My question refers to some comments occured in following thread:
Galois morphism - group acting on the variety
The setting is that we have a finite Galois morphism $f: X \to S$, where $X$ and $S$ are non-singular and connected projective varieties over $\mathbb{C}$.
Galois means here that if we denote with $G$ the automorphism group of $X$ over $S$ then the quotient $X/G$ exists and the natural morphism $X/G \to S $ is an isomorphism.

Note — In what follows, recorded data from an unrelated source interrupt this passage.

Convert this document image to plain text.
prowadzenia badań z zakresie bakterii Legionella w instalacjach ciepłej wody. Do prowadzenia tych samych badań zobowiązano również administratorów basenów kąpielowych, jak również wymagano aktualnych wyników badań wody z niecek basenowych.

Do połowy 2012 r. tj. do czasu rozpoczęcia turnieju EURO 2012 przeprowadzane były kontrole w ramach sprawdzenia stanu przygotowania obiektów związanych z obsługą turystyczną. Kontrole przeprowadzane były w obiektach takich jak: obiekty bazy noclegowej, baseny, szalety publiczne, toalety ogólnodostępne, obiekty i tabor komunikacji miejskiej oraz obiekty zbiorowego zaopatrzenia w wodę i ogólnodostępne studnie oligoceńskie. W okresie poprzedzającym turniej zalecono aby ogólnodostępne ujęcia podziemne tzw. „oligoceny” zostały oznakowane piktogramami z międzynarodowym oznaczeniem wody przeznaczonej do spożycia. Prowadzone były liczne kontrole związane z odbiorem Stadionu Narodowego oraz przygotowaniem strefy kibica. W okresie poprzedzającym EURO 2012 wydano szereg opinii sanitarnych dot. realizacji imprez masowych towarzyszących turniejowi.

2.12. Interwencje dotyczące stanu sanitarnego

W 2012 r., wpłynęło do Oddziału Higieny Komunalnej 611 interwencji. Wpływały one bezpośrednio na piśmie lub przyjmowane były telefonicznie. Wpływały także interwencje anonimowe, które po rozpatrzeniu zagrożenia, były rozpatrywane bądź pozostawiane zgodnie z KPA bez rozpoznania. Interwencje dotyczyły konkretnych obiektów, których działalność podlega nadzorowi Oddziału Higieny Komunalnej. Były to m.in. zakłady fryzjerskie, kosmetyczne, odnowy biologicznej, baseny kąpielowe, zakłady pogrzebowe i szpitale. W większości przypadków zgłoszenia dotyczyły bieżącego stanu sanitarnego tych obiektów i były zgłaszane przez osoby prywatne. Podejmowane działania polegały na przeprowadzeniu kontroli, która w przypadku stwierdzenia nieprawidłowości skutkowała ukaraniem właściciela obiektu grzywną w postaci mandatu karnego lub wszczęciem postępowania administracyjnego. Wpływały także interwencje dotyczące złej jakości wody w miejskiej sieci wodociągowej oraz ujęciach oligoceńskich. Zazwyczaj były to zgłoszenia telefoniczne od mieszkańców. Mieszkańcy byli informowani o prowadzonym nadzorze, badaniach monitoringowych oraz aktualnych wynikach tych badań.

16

While the discussion there occured two points making me curious:
Firstly, @user52991 question if one start with exact sequence
$$0\rightarrow F'\rightarrow F\rightarrow F''\rightarrow 0$$
of coherent sheaves on $X$ and applying the pushforward $f_*$ gives an short exact, (since $f$ finite !) sequence
$$0 \rightarrow f_*F'\rightarrow f_*F\rightarrow f_*F''\rightarrow 0$$
over $S= X/G$.
My first question is how and why does $G$ act on these pushforward sheaves explicitely? The cruical point is how does it act on local sections $f_*F(U)$? And second question:
If we were able to answer that the $G$-action is welldefined on the sheaves above then we can indeed deride the functor of invariants $E \to E^G$. And there ocured the question of this functor is exact.
@Mohan explained that the exactness is based on Hilbert 90 thm. Could anybody explain this argument a bit more how Hilbert 90 is inveolved in the problem?